Organic chemist Roger Sheldon and his colleagues as Delft University of Technology in the Netherlands sought a similar compound that wouldn't be used up in the process. Other researchers had shown that a palladium atom linked to an organic group called phenanthroline--a trio of hydrocarbon rings--could do the trick. The palladium atoms initially snatch hydrogens from the alcohols but later give them up to oxygen atoms in the solvent, generating water and returning the catalyst to its original state. Thus, far less of it is needed to run the reaction. Palladium is also less toxic than chromium.

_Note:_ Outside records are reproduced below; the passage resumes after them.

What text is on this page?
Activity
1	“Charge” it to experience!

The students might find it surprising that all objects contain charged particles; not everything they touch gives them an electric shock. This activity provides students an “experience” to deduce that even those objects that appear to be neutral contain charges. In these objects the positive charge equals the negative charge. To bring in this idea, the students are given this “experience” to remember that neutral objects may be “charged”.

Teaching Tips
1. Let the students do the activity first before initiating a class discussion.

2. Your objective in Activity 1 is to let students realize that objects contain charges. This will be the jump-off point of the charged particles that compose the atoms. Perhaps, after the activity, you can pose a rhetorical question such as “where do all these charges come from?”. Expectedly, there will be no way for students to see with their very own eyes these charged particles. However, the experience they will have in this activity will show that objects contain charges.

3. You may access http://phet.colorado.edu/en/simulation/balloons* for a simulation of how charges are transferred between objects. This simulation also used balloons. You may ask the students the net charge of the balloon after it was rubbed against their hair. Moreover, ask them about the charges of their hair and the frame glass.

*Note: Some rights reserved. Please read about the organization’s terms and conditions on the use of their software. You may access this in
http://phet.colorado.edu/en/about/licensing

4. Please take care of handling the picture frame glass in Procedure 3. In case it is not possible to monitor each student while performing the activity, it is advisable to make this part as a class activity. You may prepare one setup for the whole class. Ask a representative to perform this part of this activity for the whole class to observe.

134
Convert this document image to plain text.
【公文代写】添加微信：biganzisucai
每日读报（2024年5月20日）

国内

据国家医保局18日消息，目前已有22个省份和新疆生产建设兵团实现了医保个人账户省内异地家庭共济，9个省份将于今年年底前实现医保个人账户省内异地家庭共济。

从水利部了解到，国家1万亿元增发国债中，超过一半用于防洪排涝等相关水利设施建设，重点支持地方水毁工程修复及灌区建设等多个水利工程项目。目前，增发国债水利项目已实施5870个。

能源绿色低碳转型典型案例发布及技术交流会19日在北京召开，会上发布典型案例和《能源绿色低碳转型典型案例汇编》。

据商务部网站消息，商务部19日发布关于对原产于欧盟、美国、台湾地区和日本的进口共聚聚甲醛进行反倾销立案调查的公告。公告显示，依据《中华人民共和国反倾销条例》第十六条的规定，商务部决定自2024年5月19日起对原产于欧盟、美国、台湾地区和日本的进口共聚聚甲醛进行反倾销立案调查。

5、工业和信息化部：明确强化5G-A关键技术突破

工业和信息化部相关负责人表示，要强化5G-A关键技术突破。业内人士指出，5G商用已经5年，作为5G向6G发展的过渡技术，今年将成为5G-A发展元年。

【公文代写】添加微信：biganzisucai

But the process still required dangerous organic solvents, and recovering the reaction products from the mix of solvent and catalyst required turning up the heat to distill the solvent, a treatment that could destroy the catalyst. So Sheldon and his colleagues set out to coax similar palladium catalysts to work in a friendlier solvent: water. By linking palladium to phenanthrolines modified with sulfur-containing groups, they made the catalyst water soluble. When the researchers added various alcohols, they found that the catalyst worked well, especially when helped by a common basic compound such as sodium hydroxide, which speeds the reaction by plucking hydrogens off the alcohol. And because the oily reaction products float atop the solution, chemists can easily siphon them off while keeping the catalyst intact.
Terry Collins, a chemist at Carnegie Mellon University in Pittsburgh, Pennsylvania, says several practical problems will have to be worked out before the method is ready for large-scale use in industry. Yet, "It's very interesting chemistry," he says. "Getting rid of chromium is a great thing to be doing."